Yes, there are a couple of direct paths that don't require triggers.
Option 1: OSC 1337 escape codes
iTerm2 understands a proprietary escape sequence for this:
ESC ] 1337 ; RemoteHost=user@host BEL
ESC ] 1337 ; CurrentDir=/some/path BEL
These set the same user.username / user.hostname / session.path variables that the "Report Username and Hostname" trigger sets, so your Badge will pick them up automatically. They also drop a host mark, which feeds the Hosts toolbelt, per-host command history, semantic history, and so on.
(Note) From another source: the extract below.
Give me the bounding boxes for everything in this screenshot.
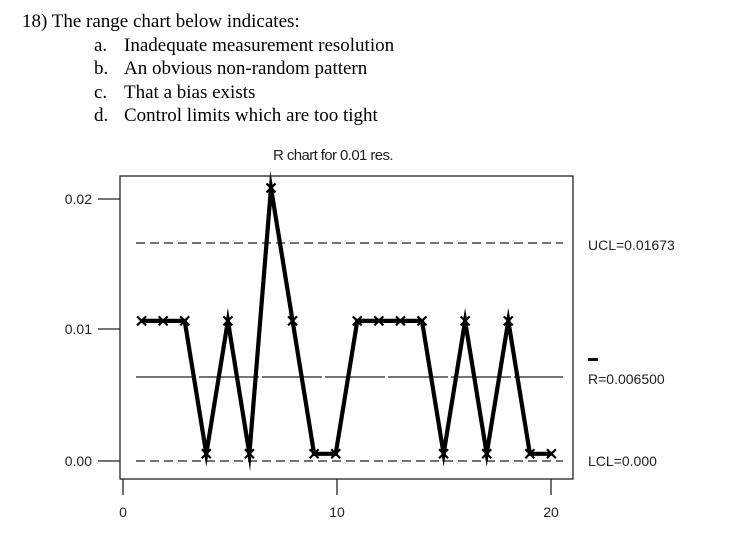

The username and host are joined with @, and parsing scans backward for the last @ (so Windows UPN-style usernames with embedded @ work). You can also send just host with no @, or user@ with no host, to update only one side.
For your ~/.ssh/config example, you'd want something like this run on the remote after login:
printf '\033]1337;RemoteHost=%s@%s\007' "$USER" "$(hostname)"
printf '\033]1337;CurrentDir=%s\007' "$PWD"
LocalCommand runs on the local side before the SSH session starts, so it can't see the remote's real $USER/hostname, but you can hardcode values there or use a wrapper script around ssh that emits the sequence before invoking ssh.
Option 2: iTerm2's SSH integration
If Python 3.7+ is available on the remote hosts, iTerm2 can inject shell integration over the SSH session without touching any dotfiles or shared environment. You get RemoteHost/CurrentDir updates on every prompt (plus command marks, history, file transfer, etc.) automatically, on every hop, including after su/sudo transitions if you set it up that way. Since you're frequently bouncing between machines with inconsistent setups, this avoids having to retrofit anything per-host.
On "triggering triggers without regex": there isn't a mechanism for that. Triggers always fire from a regex match on terminal output. But the two options above give you the direct, non-regex path you're looking for.